Charlotte was clearly set to be the main character, but the book doesn’t revolve around her in the way that Austen’s other books revolve around their heroines.  There’s a lot about Lady Denham, the aforementioned wealthy widow, and her niece, the sweet and beautiful but dowerless Clara Brereton.  Then there’s Miss Lambe, the “half mulatto” 17-year-old West Indian heiress, who like Anne de Bourgh is extremely rich but sickly.  She’s one of a group of schoolgirls spending the summer in Sanditon, but we don’t really get chance to know any of them.  Assorted other characters arrive in Sanditon, but, before Austen was able to do anything much other than set the scene, that was it: she wasn’t able to write any more.  It’s not even clear who was going to be the hero.

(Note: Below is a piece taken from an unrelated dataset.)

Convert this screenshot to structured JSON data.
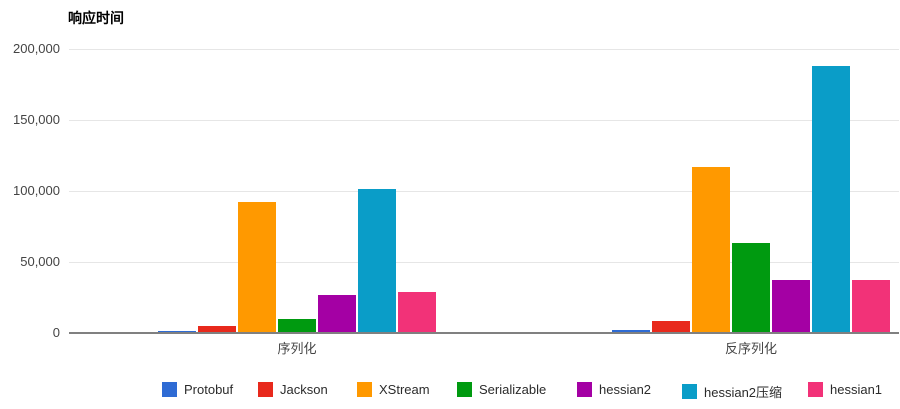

How very frustrating!   I’m sure Andrew Davies has done a good job of it, but we’ll never know what Jane Austen intended to happen – and that’s a shame, because it was shaping up to be very good, and also a bit different from her other books.  I’ve read them all so many times that I practically know them off by heart, but, for some reason, I’d never read this one before.  The Sunday night 9pm slot, the famous Downton Abbey slot, always gets people talking, so, once the ITV series gets going, I’m sure that Sanditon will be being talked about everywhere!  But, in terms of what Jane Austen actually wrote, there isn’t really very much to say.  Unfulfilled promise!